The roots of homosexuality in Japan are not steeped in religion.  There's no common knowledge Christian dogma here on how the Bible calls homosexuality an abomination.  Trying to explain why this topic is so charged in the US is difficult when there's no religious basis from which to build the argument.  In fact, I'd be very concerned over how the Christian God would be perceived in trying to explain all this to the Japanese around me.

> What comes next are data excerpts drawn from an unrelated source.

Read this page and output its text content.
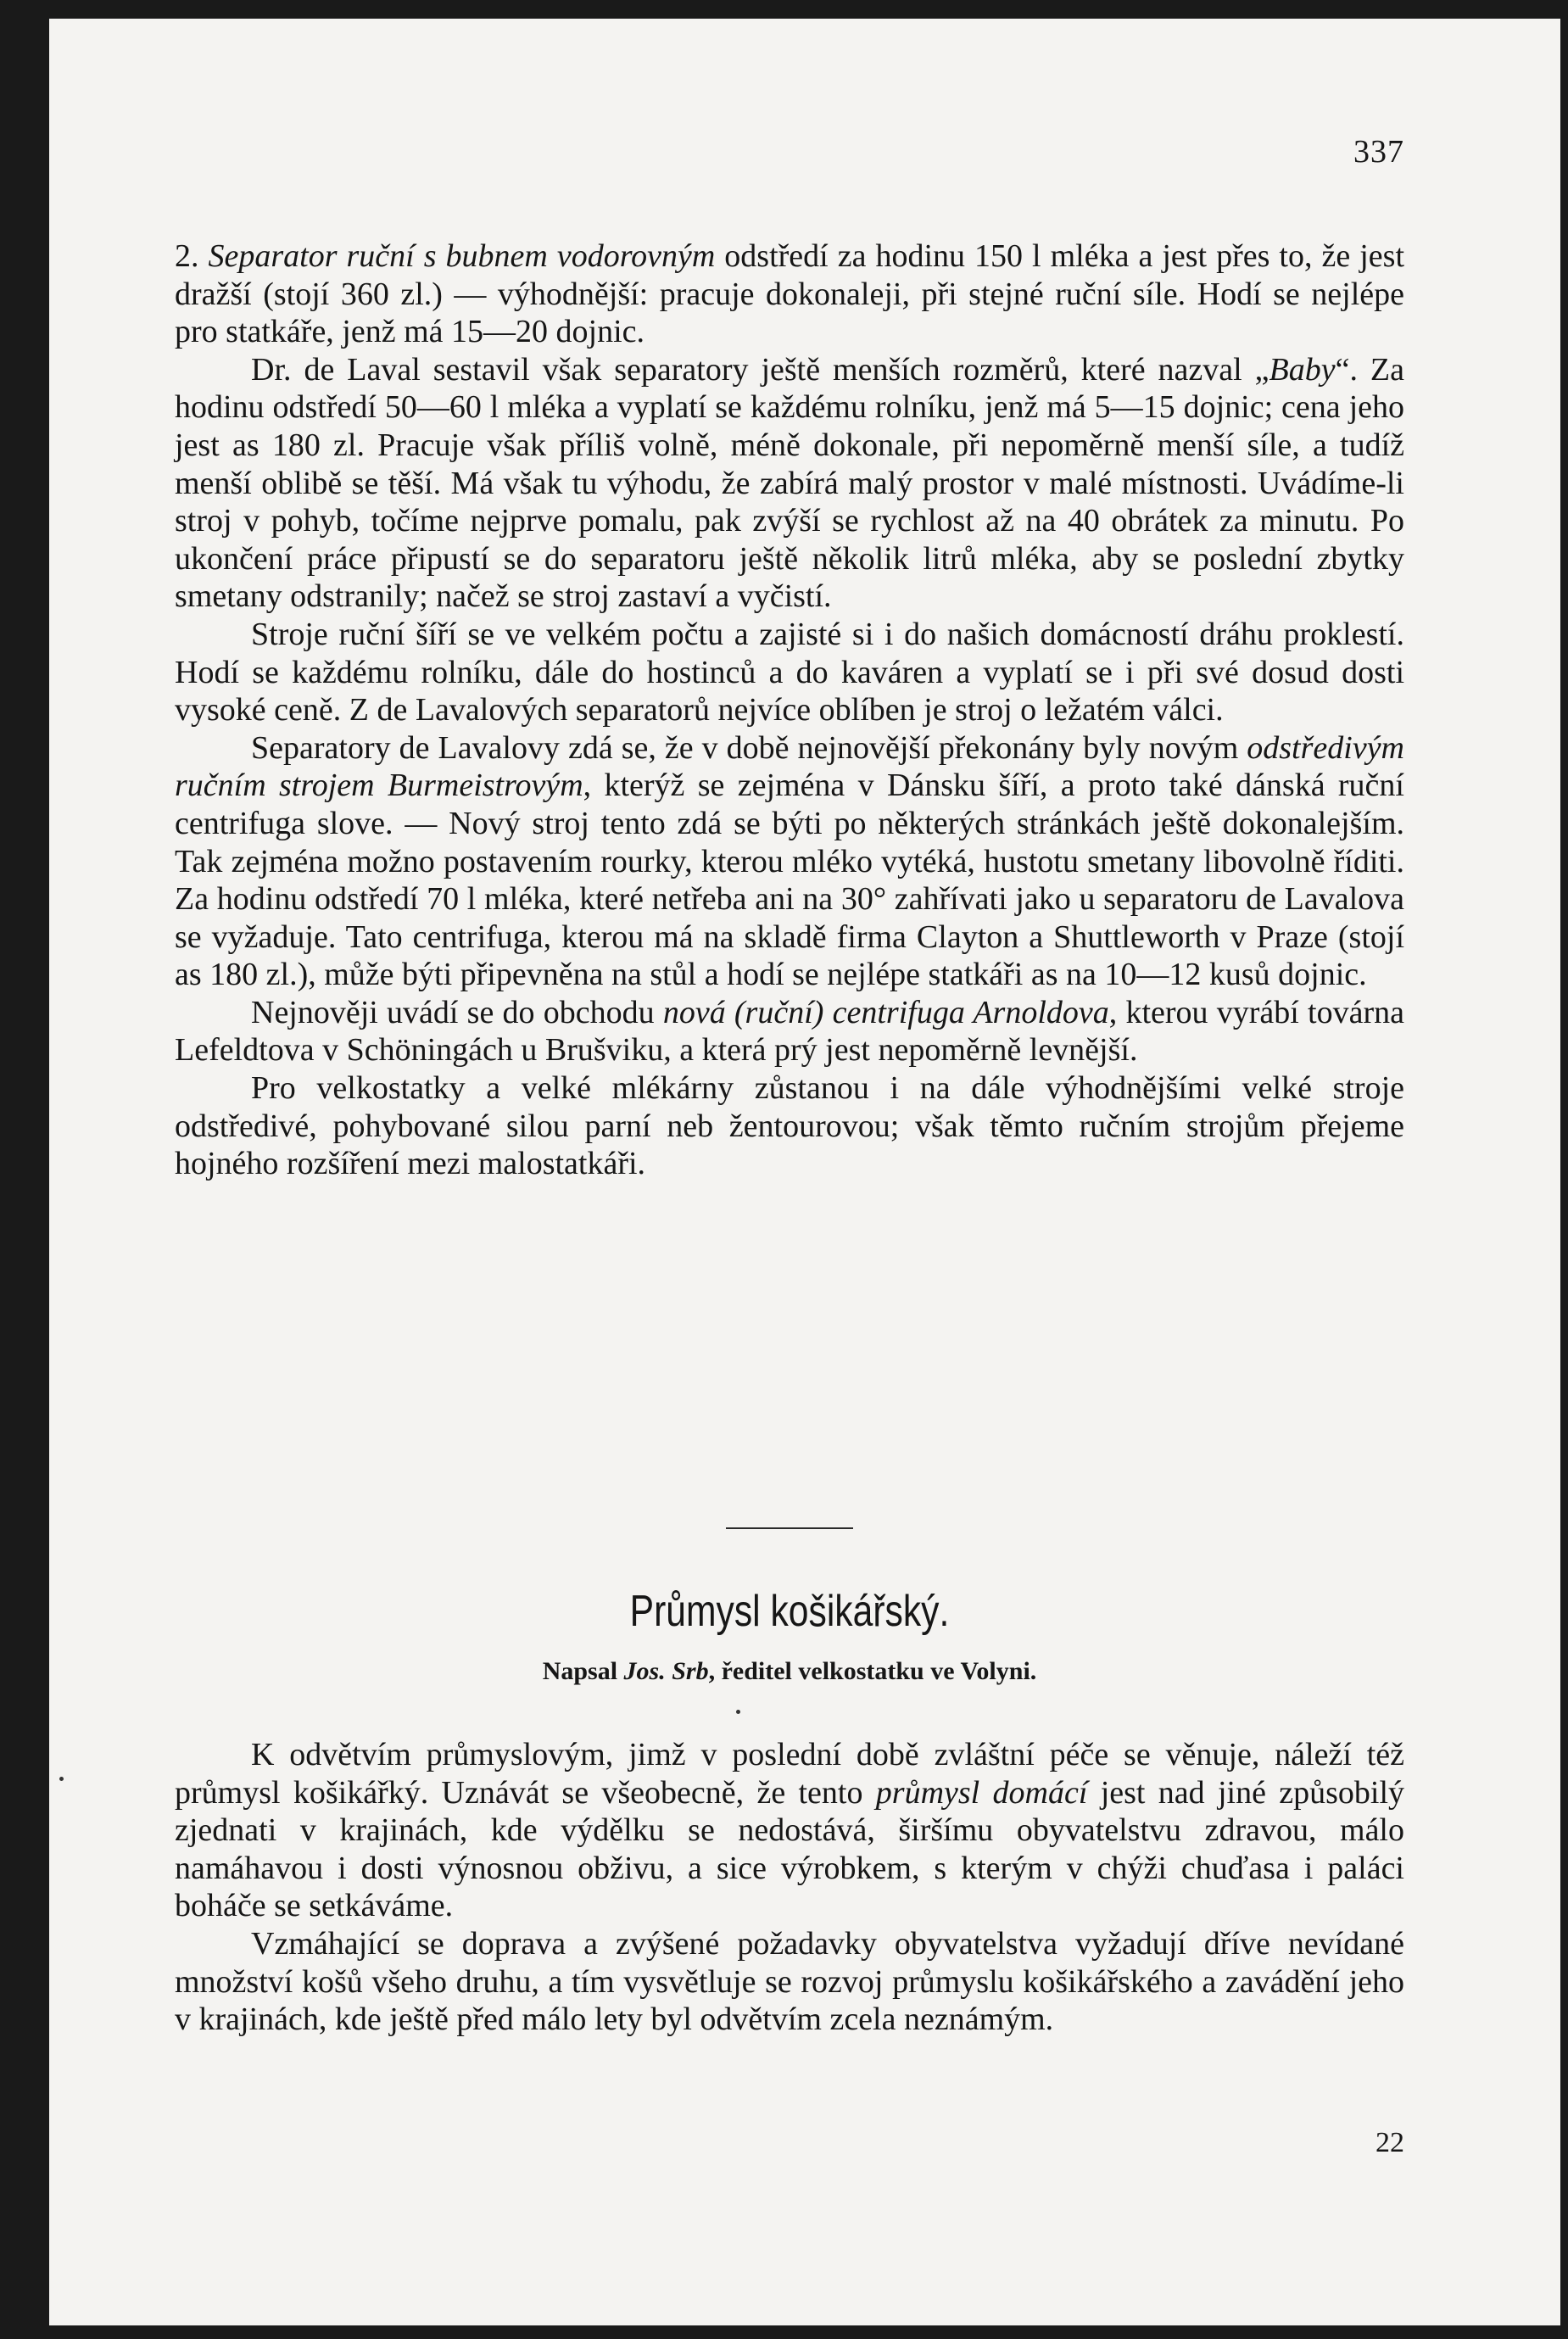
337

2. Separator ruční s bubnem vodorovným odstředí za hodinu 150 l mléka a jest přes to, že jest dražší (stojí 360 zl.) — výhodnější: pracuje dokonaleji, při stejné ruční síle. Hodí se nejlépe pro statkáře, jenž má 15—20 dojnic.

Dr. de Laval sestavil však separatory ještě menších rozměrů, které nazval „Baby“. Za hodinu odstředí 50—60 l mléka a vyplatí se každému rolníku, jenž má 5—15 dojnic; cena jeho jest as 180 zl. Pracuje však příliš volně, méně dokonale, při nepoměrně menší síle, a tudíž menší oblibě se těší. Má však tu výhodu, že zabírá malý prostor v malé místnosti. Uvádíme-li stroj v pohyb, točíme nejprve pomalu, pak zvýší se rychlost až na 40 obrátek za minutu. Po ukončení práce připustí se do separatoru ještě několik litrů mléka, aby se poslední zbytky smetany odstranily; načež se stroj zastaví a vyčistí.

Stroje ruční šíří se ve velkém počtu a zajisté si i do našich domácností dráhu proklestí. Hodí se každému rolníku, dále do hostinců a do kaváren a vyplatí se i při své dosud dosti vysoké ceně. Z de Lavalových separatorů nejvíce oblíben je stroj o ležatém válci.

Separatory de Lavalovy zdá se, že v době nejnovější překonány byly novým odstředivým ručním strojem Burmeistrovým, kterýž se zejména v Dánsku šíří, a proto také dánská ruční centrifuga slove. — Nový stroj tento zdá se býti po některých stránkách ještě dokonalejším. Tak zejména možno postavením rourky, kterou mléko vytéká, hustotu smetany libovolně říditi. Za hodinu odstředí 70 l mléka, které netřeba ani na 30° zahřívati jako u separatoru de Lavalova se vyžaduje. Tato centrifuga, kterou má na skladě firma Clayton a Shuttleworth v Praze (stojí as 180 zl.), může býti připevněna na stůl a hodí se nejlépe statkáři as na 10—12 kusů dojnic.

Nejnověji uvádí se do obchodu nová (ruční) centrifuga Arnoldova, kterou vyrábí továrna Lefeldtova v Schöningách u Brušviku, a která prý jest nepoměrně levnější.

Pro velkostatky a velké mlékárny zůstanou i na dále výhodnějšími velké stroje odstředivé, pohybované silou parní neb žentourovou; však těmto ručním strojům přejeme hojného rozšíření mezi malostatkáři.

Průmysl košikářský.
Napsal Jos. Srb, ředitel velkostatku ve Volyni.

K odvětvím průmyslovým, jimž v poslední době zvláštní péče se věnuje, náleží též průmysl košikářký. Uznávát se všeobecně, že tento průmysl domácí jest nad jiné způsobilý zjednati v krajinách, kde výdělku se nedostává, širšímu obyvatelstvu zdravou, málo namáhavou i dosti výnosnou obživu, a sice výrobkem, s kterým v chýži chuďasa i paláci boháče se setkáváme.

Vzmáhající se doprava a zvýšené požadavky obyvatelstva vyžadují dříve nevídané množství košů všeho druhu, a tím vysvětluje se rozvoj průmyslu košikářského a zavádění jeho v krajinách, kde ještě před málo lety byl odvětvím zcela neznámým.

22
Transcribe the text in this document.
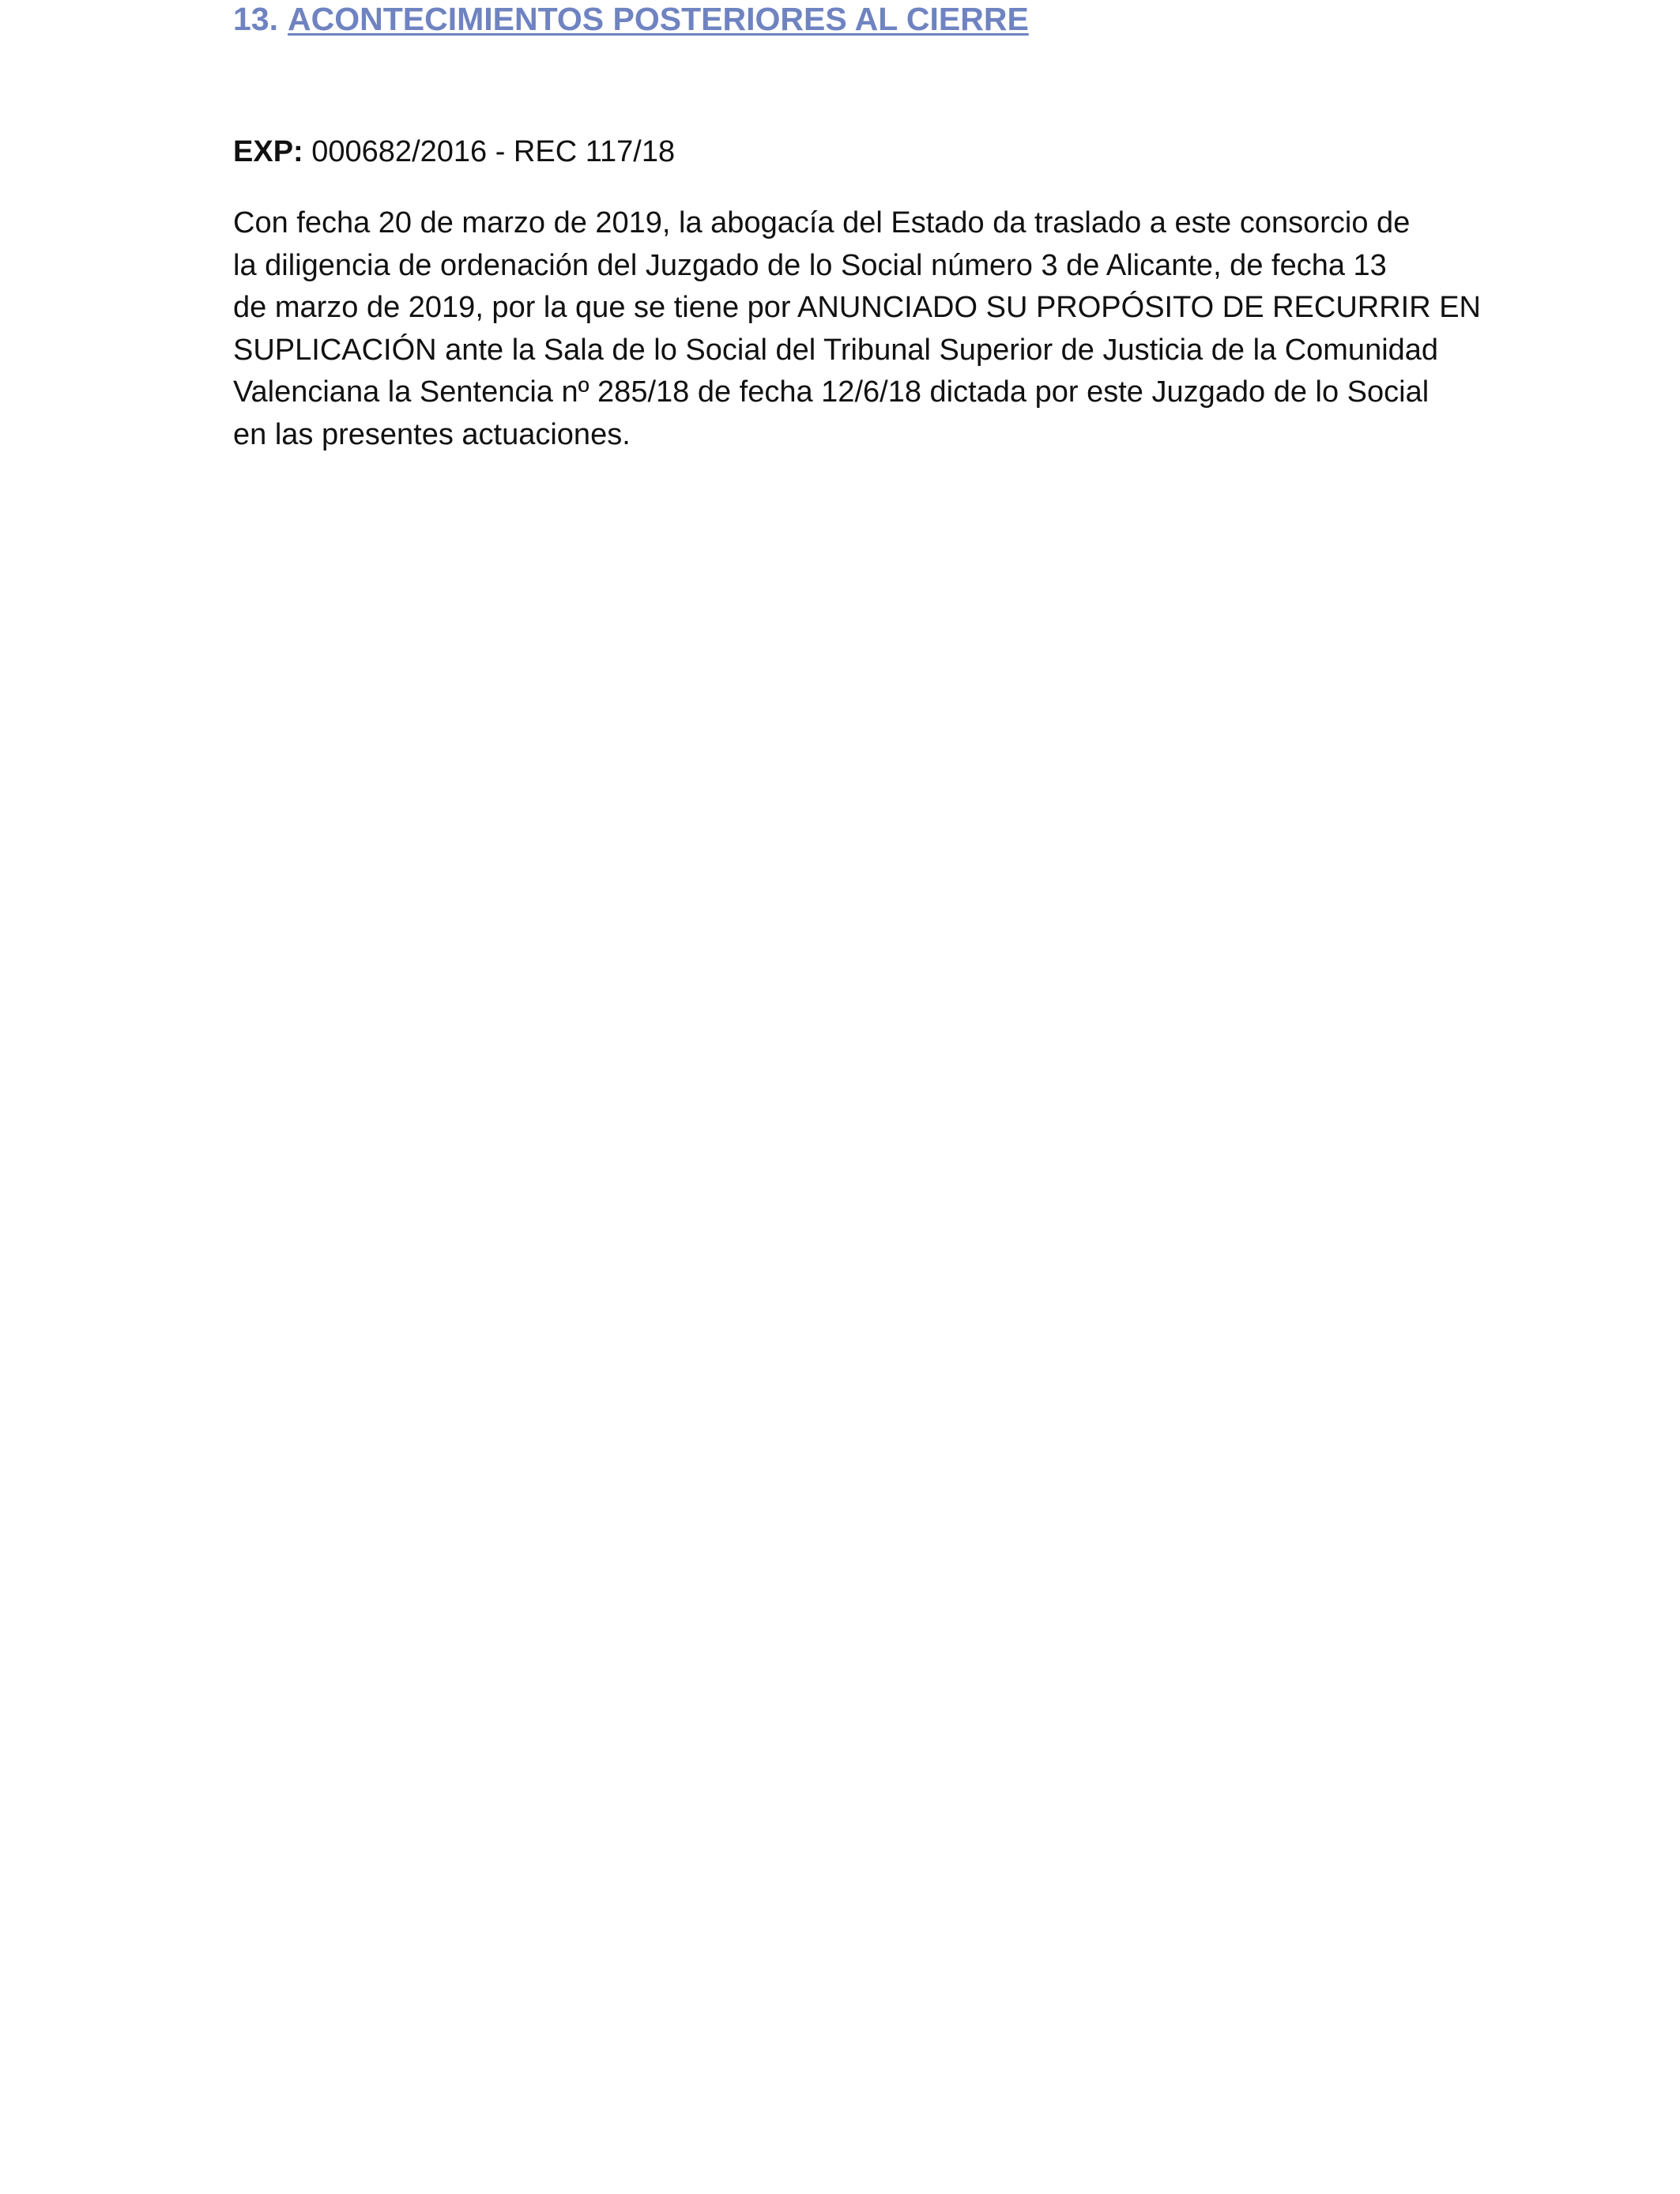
13. ACONTECIMIENTOS POSTERIORES AL CIERRE

EXP: 000682/2016 - REC 117/18

Con fecha 20 de marzo de 2019, la abogacía del Estado da traslado a este consorcio de
la diligencia de ordenación del Juzgado de lo Social número 3 de Alicante, de fecha 13
de marzo de 2019, por la que se tiene por ANUNCIADO SU PROPÓSITO DE RECURRIR EN
SUPLICACIÓN ante la Sala de lo Social del Tribunal Superior de Justicia de la Comunidad
Valenciana la Sentencia nº 285/18 de fecha 12/6/18 dictada por este Juzgado de lo Social
en las presentes actuaciones.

There's a Japanese word I love.  The word is kechi and it means small, petty, cheap, persnickety, trite and all of the above.  In short, it's not a personality trait to strive for.  For me, it comes down to this.  My God is not kechi.  My God doesn't hold a score card, keeping tabs of each good deed ("star for you here") and each bad deed ("X for you here").  There's no tallying when I die.  I imagine my post-death conversation with God to be something like this.
"Did you try?"
"Yes."
"Did you fail?"
"Yes."
"Did you try more than fail?"
"I think so.  Yes."
And here, I'm hugged.
"Good girl."

I can't explain to those I live alongside here in Japan any of this without making Americans sound like a collective group of whiny, uptight, self-righteous, "I'm right and you're wrong" religious fanatics, a group of people who can't get over mental images of what they perceive "gay sex" to be.  Not the way the argument is going now.  I don't want to do that.  I don't want to portray a god, your god, any god as being kechi.  For those in Japan for whom coming out is a non-issue (as in, it can't happen), what a foreign book of rules has to say is so incredibly irrelevant it's insulting to those who are trying to live with their secret. 

My friend Dawn wrote something on her Facebook page that said something to the extent, "Seeing all these banners make me feel supported."  So, this is for you, Dawn.  I support you.  I will stumble my way through trying to make myself sound coherent all while not trying to destroy the perception I project about those American Christians who are opposed to gay rights and gay marriage.